5.    Select relevant, valid evidence to provide the "proof" for the answer to the audit objective.

6.   Design/organize reports to benefit the busy reader; put the main point first. Use message-style headings and sub-headings. Make the report reader-focused.

7.   Control paragraph unity (one main topic) by developing strong topic sentence. Ensure paragraph coherence (flow) by developing strong and obvious linkage between each sentence in the paragraph. 

8. Write sentences with strong sentence cores where the subject of the sentence is the main idea and the verb conveys the real action of the sentence. Be aware of and control other common sentence problems.

9. Use plain English whenever possible.

10.  Learn and use correct grammar and punctuation.

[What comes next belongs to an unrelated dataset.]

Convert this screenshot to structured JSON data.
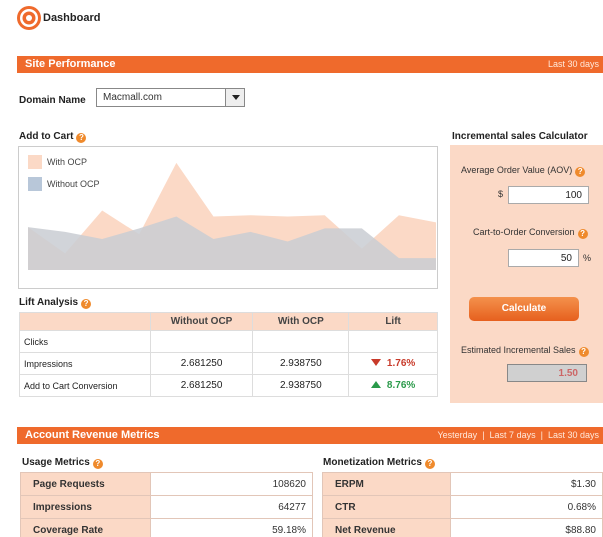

We’ve never seen a perfect audit report. No one has. Almost always, the perfect is the enemy of the good—reports need to be released into the world in a timely way to stimulate change and so good is good enough. While we do provide best practices and some templates for reports and report components, we leave it to each audit shop to devise the overall format and approach that best suits its work. However, we have very strong opinions. For example, the main point should always be up front where it is easy to find. The approach we take throughout this book is informed by best practices we’ve observed during our 30+ years of working with auditors in constructing effective audit reports and by the Generally Accepted Government Accounting Standards (GAGAS) as outlined in the Government Accountability Office’s Yellow Book.

The techniques we discuss can also improve non-GAGAS-compliant reports and internal audit reports done within companies as well. Most of the techniques can also help to improve “working papers” of all kinds, and we believe it's a good idea to use working papers to practice the audit-report-writing techniques you will learn.